BEIJING, May 13 (Xinhua) — Earthquake forecasting remains a “hard nut” to crack, a Chinese expert told reporters here on Tuesday.
Zhang Xiaodong, vice director and a researcher of the China Earthquake Networks Center, said that the inaccessibility of the Earth’s interior, the complex rhythm of earthquakes and the low probability of a quake at any given place was behind the “thorny” nature of earthquake forecasting.
“We can only gauge underground changes … based on observations on the surface of the Earth,” he said.
The press conference was held as rescue work continued in southwestern China, which was struck by a 7.8-magnitude quake on Monday that killed at least 11,921 people.
According to Zhang, experts have learned through years of study that seismic rhythms are quite complex, depending on geological structures, time periods and the magnitude of earthquakes.
Earthquakes happened every year somewhere in the world, he said, but for any specific region, the cycle could be thousands of years long.

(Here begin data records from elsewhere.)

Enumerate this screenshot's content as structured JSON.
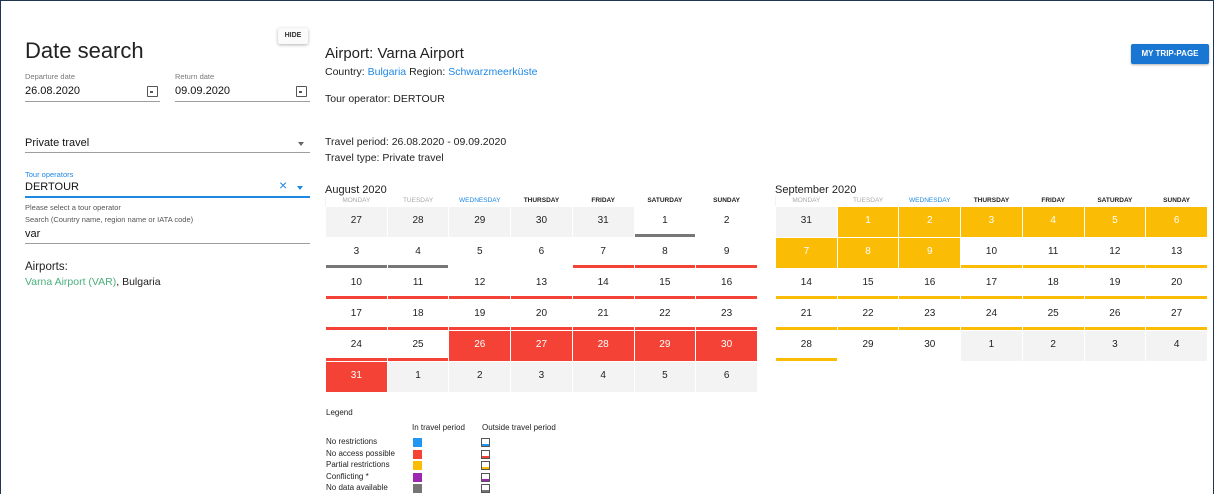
{
  "left": {
    "hide_label": "HIDE",
    "title": "Date search",
    "departure_label": "Departure date",
    "departure_value": "26.08.2020",
    "return_label": "Return date",
    "return_value": "09.09.2020",
    "travel_type_value": "Private travel",
    "tour_operators_label": "Tour operators",
    "tour_operators_value": "DERTOUR",
    "tour_operator_hint": "Please select a tour operator",
    "search_label": "Search (Country name, region name or IATA code)",
    "search_value": "var",
    "airports_heading": "Airports:",
    "airport_link": "Varna Airport (VAR)",
    "airport_country": ", Bulgaria"
  },
  "right": {
    "title": "Airport: Varna Airport",
    "country_label": "Country:",
    "country_value": "Bulgaria",
    "region_label": "Region:",
    "region_value": "Schwarzmeerküste",
    "tour_operator_line": "Tour operator: DERTOUR",
    "travel_period_line": "Travel period: 26.08.2020 - 09.09.2020",
    "travel_type_line": "Travel type: Private travel",
    "trip_button": "MY TRIP-PAGE"
  },
  "weekdays": [
    "MONDAY",
    "TUESDAY",
    "WEDNESDAY",
    "THURSDAY",
    "FRIDAY",
    "SATURDAY",
    "SUNDAY"
  ],
  "august": {
    "title": "August 2020",
    "weeks": [
      [
        {
          "d": "27",
          "c": "out"
        },
        {
          "d": "28",
          "c": "out"
        },
        {
          "d": "29",
          "c": "out"
        },
        {
          "d": "30",
          "c": "out"
        },
        {
          "d": "31",
          "c": "out"
        },
        {
          "d": "1",
          "c": "in bb-gray"
        },
        {
          "d": "2",
          "c": "in"
        }
      ],
      [
        {
          "d": "3",
          "c": "in bb-gray"
        },
        {
          "d": "4",
          "c": "in bb-gray"
        },
        {
          "d": "5",
          "c": "in"
        },
        {
          "d": "6",
          "c": "in"
        },
        {
          "d": "7",
          "c": "in bb-red"
        },
        {
          "d": "8",
          "c": "in bb-red"
        },
        {
          "d": "9",
          "c": "in bb-red"
        }
      ],
      [
        {
          "d": "10",
          "c": "in bb-red"
        },
        {
          "d": "11",
          "c": "in bb-red"
        },
        {
          "d": "12",
          "c": "in bb-red"
        },
        {
          "d": "13",
          "c": "in bb-red"
        },
        {
          "d": "14",
          "c": "in bb-red"
        },
        {
          "d": "15",
          "c": "in bb-red"
        },
        {
          "d": "16",
          "c": "in bb-red"
        }
      ],
      [
        {
          "d": "17",
          "c": "in bb-red"
        },
        {
          "d": "18",
          "c": "in bb-red"
        },
        {
          "d": "19",
          "c": "in bb-red"
        },
        {
          "d": "20",
          "c": "in bb-red"
        },
        {
          "d": "21",
          "c": "in bb-red"
        },
        {
          "d": "22",
          "c": "in bb-red"
        },
        {
          "d": "23",
          "c": "in bb-red"
        }
      ],
      [
        {
          "d": "24",
          "c": "in bb-red"
        },
        {
          "d": "25",
          "c": "in bb-red"
        },
        {
          "d": "26",
          "c": "red"
        },
        {
          "d": "27",
          "c": "red"
        },
        {
          "d": "28",
          "c": "red"
        },
        {
          "d": "29",
          "c": "red"
        },
        {
          "d": "30",
          "c": "red"
        }
      ],
      [
        {
          "d": "31",
          "c": "red"
        },
        {
          "d": "1",
          "c": "out"
        },
        {
          "d": "2",
          "c": "out"
        },
        {
          "d": "3",
          "c": "out"
        },
        {
          "d": "4",
          "c": "out"
        },
        {
          "d": "5",
          "c": "out"
        },
        {
          "d": "6",
          "c": "out"
        }
      ]
    ]
  },
  "september": {
    "title": "September 2020",
    "weeks": [
      [
        {
          "d": "31",
          "c": "out"
        },
        {
          "d": "1",
          "c": "yel"
        },
        {
          "d": "2",
          "c": "yel"
        },
        {
          "d": "3",
          "c": "yel"
        },
        {
          "d": "4",
          "c": "yel"
        },
        {
          "d": "5",
          "c": "yel"
        },
        {
          "d": "6",
          "c": "yel"
        }
      ],
      [
        {
          "d": "7",
          "c": "yel"
        },
        {
          "d": "8",
          "c": "yel"
        },
        {
          "d": "9",
          "c": "yel"
        },
        {
          "d": "10",
          "c": "in bb-yel"
        },
        {
          "d": "11",
          "c": "in bb-yel"
        },
        {
          "d": "12",
          "c": "in bb-yel"
        },
        {
          "d": "13",
          "c": "in bb-yel"
        }
      ],
      [
        {
          "d": "14",
          "c": "in bb-yel"
        },
        {
          "d": "15",
          "c": "in bb-yel"
        },
        {
          "d": "16",
          "c": "in bb-yel"
        },
        {
          "d": "17",
          "c": "in bb-yel"
        },
        {
          "d": "18",
          "c": "in bb-yel"
        },
        {
          "d": "19",
          "c": "in bb-yel"
        },
        {
          "d": "20",
          "c": "in bb-yel"
        }
      ],
      [
        {
          "d": "21",
          "c": "in bb-yel"
        },
        {
          "d": "22",
          "c": "in bb-yel"
        },
        {
          "d": "23",
          "c": "in bb-yel"
        },
        {
          "d": "24",
          "c": "in bb-yel"
        },
        {
          "d": "25",
          "c": "in bb-yel"
        },
        {
          "d": "26",
          "c": "in bb-yel"
        },
        {
          "d": "27",
          "c": "in bb-yel"
        }
      ],
      [
        {
          "d": "28",
          "c": "in bb-yel"
        },
        {
          "d": "29",
          "c": "in"
        },
        {
          "d": "30",
          "c": "in"
        },
        {
          "d": "1",
          "c": "out"
        },
        {
          "d": "2",
          "c": "out"
        },
        {
          "d": "3",
          "c": "out"
        },
        {
          "d": "4",
          "c": "out"
        }
      ]
    ]
  },
  "legend": {
    "heading": "Legend",
    "col_in": "In travel period",
    "col_out": "Outside travel period",
    "rows": [
      {
        "label": "No restrictions",
        "color": "#2196f3"
      },
      {
        "label": "No access possible",
        "color": "#f44336"
      },
      {
        "label": "Partial restrictions",
        "color": "#fbbc05"
      },
      {
        "label": "Conflicting *",
        "color": "#9c27b0"
      },
      {
        "label": "No data available",
        "color": "#757575"
      }
    ]
  },
  "icons": {
    "calendar": "calendar-icon",
    "dropdown": "chevron-down-icon",
    "clear": "close-icon"
  }
}
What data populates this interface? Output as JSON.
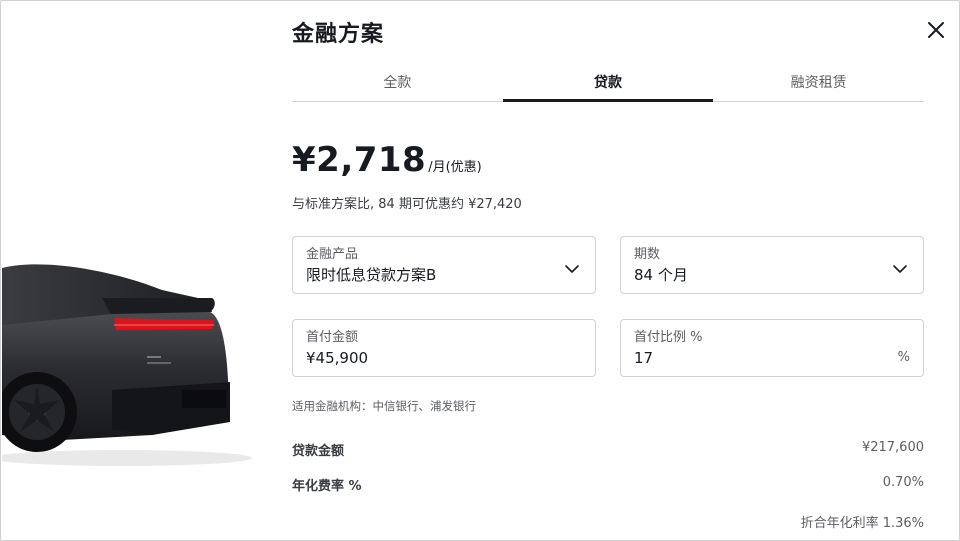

For researchers, a cycle required samples for calculation. But “the sample [for quakes] was very hard to obtain even in a lifetime,” he said.
The expert made the remarks in response to a reporter’s question about the implications of natural phenomena supposedly reported to employees in the Sichuan seismological bureau by relatives, days before the Wenchuan quake.
Tuesday’s China Daily reported that at least two swarms of toads were seen on the streets of cities in the region days before the quake. The newspaper also reported that a government seismologist, Chen Xuezhong of the China Seismological Bureau, had warned more than five years ago that, based on seismological records and animal studies, a strong earthquake was likely in Sichuan.
The difficulty of forecasting “doesn’t mean we can do nothing in the area. In the past 20 years, we have detected earthquakes prior to more than 20 incidents. However, the proportion was [of detection among actual quakes] very low,” Zhang said. “We haven’t passed the test of earthquake forecasting.”